Gli occhi di Rocannon si erano abituati alla semioscurità, cosicché poté adesso scorgere, nel caldo buio, sotto il soffitto, file, capannelli e gruppetti di figure alate. Centinaia di figure, immobili con gli occhi chiusi.
Passò in mezzo a loro, ed esse non si mossero.
Molto tempo prima, sul suo pianeta natale Davenant, Rocannon era stato in un musco pieno di statue: un bambino che col naso in aria osservava le facce immobili degli antichi dèi degli Hainiti.
Facendo appello a tutto il suo coraggio, si avvicinò a uno di quegli esseri e lo toccò (o la toccò? Chissà, magari erano femmine) sul braccio.

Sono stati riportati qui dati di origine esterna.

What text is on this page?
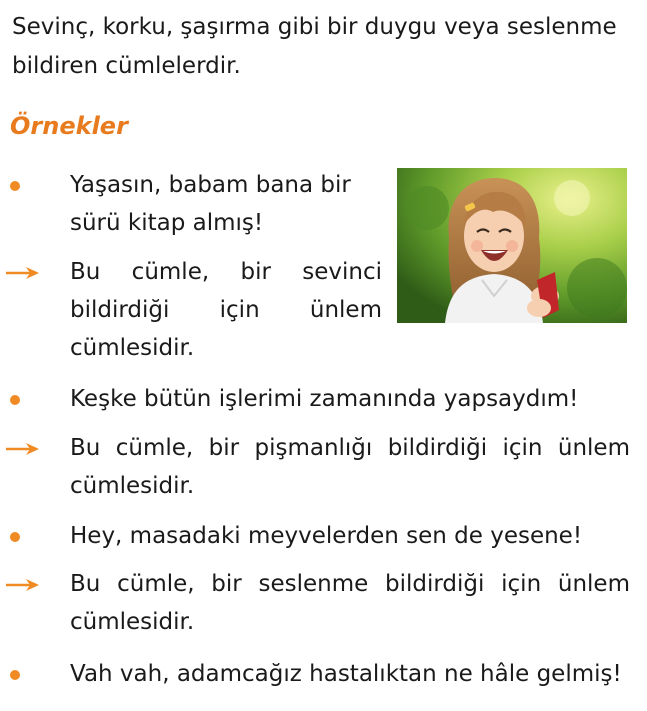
Sevinç, korku, şaşırma gibi bir duygu veya seslenme bildiren cümlelerdir.

Örnekler

Yaşasın, babam bana bir sürü kitap almış!

Bu cümle, bir sevinci bildirdiği için ünlem cümlesidir.

Keşke bütün işlerimi zamanında yapsaydım!

Bu cümle, bir pişmanlığı bildirdiği için ünlem cümlesidir.

Hey, masadaki meyvelerden sen de yesene!

Bu cümle, bir seslenme bildirdiği için ünlem cümlesidir.

Vah vah, adamcağız hastalıktan ne hâle gelmiş!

Gli occhi dorati si spalancarono, la faccia bellissima si voltò verso di lui, ancora più scura in quella luce crepuscolare. — Hassa! — disse l'Uomo Alato, e, chinandosi rapidamente verso di lui, gli baciò la spalla. Poi fece tre passi indietro, si riavvolse nella cappa delle ali e ritornò immobile, con gli occhi chiusi.
Rocannon proseguì il suo cammino, avanzando a tastoni nell'oscurità tranquilla e dolce della grande stanza, finché non incontrò una seconda porta, alta dal pavimento al soffitto. La zona al di là della porta era leggermente più chiara, poiché minuscoli fori praticati nel soffitto permettevano a una spolverata di luce color dell'oro di filtrare l'ino al pavimento.
Ai due lati di Rocannon, le pareti si curvavano; in alto formavano una volta arcuata. Sembrava un corridoio circolare costruito intorno alla cupola centrale, cuore della città. La parete interna era mirabilmente decorata con un motivo di triangoli ed esagoni che s'intersecavano, e questa decorazione saliva fino al soffitto. In Rocannon si ridestarono l'entusiasmo e le perplessità dell'etnologo. Quella gente era maestra nell'arte di costruire. In tutto il vasto edificio, ogni superficie era perfettamente levigata, e ogni incastro era eseguito con precisione; la concezione era grandiosa, l'esecuzione non aveva difetti.